Muhtaç olduğum kudret, kudrete muhtaç olmamak…

İstemiyorum, tahakküm eylemek tarzım değil, kendimi isbat gayreti içre değilim, nefsimi okşatmaya, heveslerimi tazelemeye, ismimi derinleştirmeye, bir takım cümleler içinde kendimi görmeye… Muhtaç olduğum kudret tüm bu anlamsız iktidar şaklabanlıklarından uzakta kalabilmek.

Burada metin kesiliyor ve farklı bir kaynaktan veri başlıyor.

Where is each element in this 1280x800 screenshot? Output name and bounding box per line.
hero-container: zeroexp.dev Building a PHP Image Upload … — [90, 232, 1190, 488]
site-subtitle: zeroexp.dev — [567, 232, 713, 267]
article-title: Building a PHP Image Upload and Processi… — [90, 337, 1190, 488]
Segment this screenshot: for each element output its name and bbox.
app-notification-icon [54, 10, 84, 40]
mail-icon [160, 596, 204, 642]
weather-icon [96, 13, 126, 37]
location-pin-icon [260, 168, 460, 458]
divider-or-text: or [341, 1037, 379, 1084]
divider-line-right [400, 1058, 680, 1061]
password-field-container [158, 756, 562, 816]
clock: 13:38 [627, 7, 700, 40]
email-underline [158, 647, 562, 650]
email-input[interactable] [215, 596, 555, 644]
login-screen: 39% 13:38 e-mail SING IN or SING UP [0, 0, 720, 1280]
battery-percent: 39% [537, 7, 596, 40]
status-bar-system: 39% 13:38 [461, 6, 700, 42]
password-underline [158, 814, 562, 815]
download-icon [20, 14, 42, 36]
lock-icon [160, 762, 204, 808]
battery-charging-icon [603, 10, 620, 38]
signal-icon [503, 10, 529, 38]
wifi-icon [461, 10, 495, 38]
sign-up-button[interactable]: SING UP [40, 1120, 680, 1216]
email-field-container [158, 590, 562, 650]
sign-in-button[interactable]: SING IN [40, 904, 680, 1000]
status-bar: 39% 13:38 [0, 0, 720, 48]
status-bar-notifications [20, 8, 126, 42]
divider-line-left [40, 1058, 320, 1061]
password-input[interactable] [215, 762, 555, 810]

Bir bayrak aramıyorum, dalgalandırıp kendime kimlik biçeceğim ve bir devlet aramıyorum mevhum büyük kavramlarda kendimi aklayacağım.

Varolmak zordur, varlığın yükünü, biliyor olmanın yükünü sırtlamak zordur, bu sebeple insanın sahte heykeller dikip bu sıkıntıyı, günah keçilerine günahını yüklediği gibi, yüklemesi gerekir. Anlamsız hayatlara anlam, sadece bir kulaç daha derin anlamsızlıklar bulmakla mümkündür.

Ancak fazla derinlere el uzatınca, kaya kadar sert o hiçliğe çarpar elin, acır.

Kudret ihtiyacının yarattığı tiyatro, kültür dediğimiz, hayat dediğimiz, kendimizi serip alıcı beklediğimiz pazar. Alıcımız çoksa, yani kendimizi önemli hissedeceğimiz bir konumdaysak, zenginsek, sözümüzü dinleyen varsa, saygı duyuluyorsa, anlarsınız, bu çeşitten yelpazelerle serinletiyorsak kendimizi, kudretliysek kısacası, kudretin mahkumu ve kölesiyiz demektir.

Kudret ihtiyacını söküp atamadığı için tüm kudretinden soyunmuş, sonunda bir korkuluk kalmış olanlara bakıyorum, bir de tüm kudretini kudrete muhtaç olmayışından alanlara.

Varlığın sonsuzluktaki resmini kudretten yıkanmış olan görebilir sanırım.